U.S. exports to Vietnam, for example, have increased from approximately $460 million in 2001 to more than $4.3 billion in 2011, according to the U.S. Census Bureau. DAI began supporting Vietnam’s implementation of the U.S.-Vietnam Bilateral Trade Agreement in 2001 as well as the reforms needed for Vietnam’s accession to the World Trade Organization, which the country achieved in 2007. Beans also spoke about DAI’s recently won work with WalMart on women’s enpowerment, the Urban Gardens program in Ethiopia as well as the company’s economic development efforts in the Palestinian Territories.

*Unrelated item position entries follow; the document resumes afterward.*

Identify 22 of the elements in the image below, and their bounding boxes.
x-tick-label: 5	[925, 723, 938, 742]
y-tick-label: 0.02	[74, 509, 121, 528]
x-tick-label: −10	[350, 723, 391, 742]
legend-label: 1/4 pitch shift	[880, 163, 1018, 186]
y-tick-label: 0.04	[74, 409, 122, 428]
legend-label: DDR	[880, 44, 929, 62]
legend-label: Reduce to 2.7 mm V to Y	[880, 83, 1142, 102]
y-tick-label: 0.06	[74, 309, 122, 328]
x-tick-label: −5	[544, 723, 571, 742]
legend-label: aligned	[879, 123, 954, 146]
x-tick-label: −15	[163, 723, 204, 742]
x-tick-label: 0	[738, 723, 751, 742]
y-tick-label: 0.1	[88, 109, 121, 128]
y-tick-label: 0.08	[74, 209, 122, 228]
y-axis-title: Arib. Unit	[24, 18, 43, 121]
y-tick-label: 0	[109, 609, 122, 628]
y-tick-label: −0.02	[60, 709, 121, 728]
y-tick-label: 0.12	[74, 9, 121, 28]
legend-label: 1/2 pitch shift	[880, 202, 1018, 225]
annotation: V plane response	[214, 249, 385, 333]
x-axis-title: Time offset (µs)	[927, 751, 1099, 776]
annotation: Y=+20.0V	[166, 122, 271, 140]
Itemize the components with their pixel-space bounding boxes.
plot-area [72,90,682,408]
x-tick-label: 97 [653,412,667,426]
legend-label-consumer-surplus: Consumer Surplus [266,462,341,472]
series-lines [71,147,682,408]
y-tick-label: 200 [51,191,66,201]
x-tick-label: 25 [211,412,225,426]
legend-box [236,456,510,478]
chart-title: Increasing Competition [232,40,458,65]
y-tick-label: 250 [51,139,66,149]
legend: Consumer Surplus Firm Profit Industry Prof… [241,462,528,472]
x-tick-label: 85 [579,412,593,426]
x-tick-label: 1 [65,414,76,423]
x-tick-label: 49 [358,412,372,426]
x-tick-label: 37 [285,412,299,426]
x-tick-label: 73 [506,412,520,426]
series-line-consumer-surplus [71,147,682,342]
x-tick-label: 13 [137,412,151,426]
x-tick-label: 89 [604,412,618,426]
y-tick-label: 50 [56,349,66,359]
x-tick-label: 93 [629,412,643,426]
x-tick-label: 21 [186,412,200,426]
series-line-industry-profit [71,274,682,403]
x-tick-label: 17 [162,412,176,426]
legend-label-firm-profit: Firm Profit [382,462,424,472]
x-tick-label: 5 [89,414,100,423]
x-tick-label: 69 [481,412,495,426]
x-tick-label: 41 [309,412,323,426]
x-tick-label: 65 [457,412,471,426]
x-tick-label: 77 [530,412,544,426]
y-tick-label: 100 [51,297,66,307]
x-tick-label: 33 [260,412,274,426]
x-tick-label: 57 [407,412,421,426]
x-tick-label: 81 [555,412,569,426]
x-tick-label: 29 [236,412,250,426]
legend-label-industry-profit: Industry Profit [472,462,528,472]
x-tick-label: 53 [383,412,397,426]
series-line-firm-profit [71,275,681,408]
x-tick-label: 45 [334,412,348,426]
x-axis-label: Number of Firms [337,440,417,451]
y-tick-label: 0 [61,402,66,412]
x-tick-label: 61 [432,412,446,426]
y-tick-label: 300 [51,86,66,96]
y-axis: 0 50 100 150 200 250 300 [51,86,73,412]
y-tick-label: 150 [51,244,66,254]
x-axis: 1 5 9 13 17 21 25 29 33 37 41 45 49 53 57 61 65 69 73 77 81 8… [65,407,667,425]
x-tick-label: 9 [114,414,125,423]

Beans also addressed a number of challenges facing the international development community, including decreasing budgets among the U.S. and other G8 nations, escalating compliance costs, and USAID’s procurement reforms. The presentation was the first time a Maryland-based global development firm has appeared before the council. The council provides strategic direction to the governor and the Maryland Department of Business & Economic Development on ways to enhance Maryland’s global profile. Created in 2009, the board is comprised of 20 business and public executives from bioscience, manufacturing, finance, technology, education, agriculture, transportation, and nonprofit industries.

DAI in January was named a winner in the World Trade Center Institute’s 16th Annual Maryland International Business Leadership Award program. DAI was one of seven winners chosen from a pool of 80 independently nominated companies from the state. Winning companies were selected based on their success in international business, growth in revenue and employment, and community involvement. And in 2010, DAI was named the No. 1 company in Maryland in The Gazette of Politics and Business’ annual “P&B53” ranking, which honors the 53 “most exceptional” companies in the state.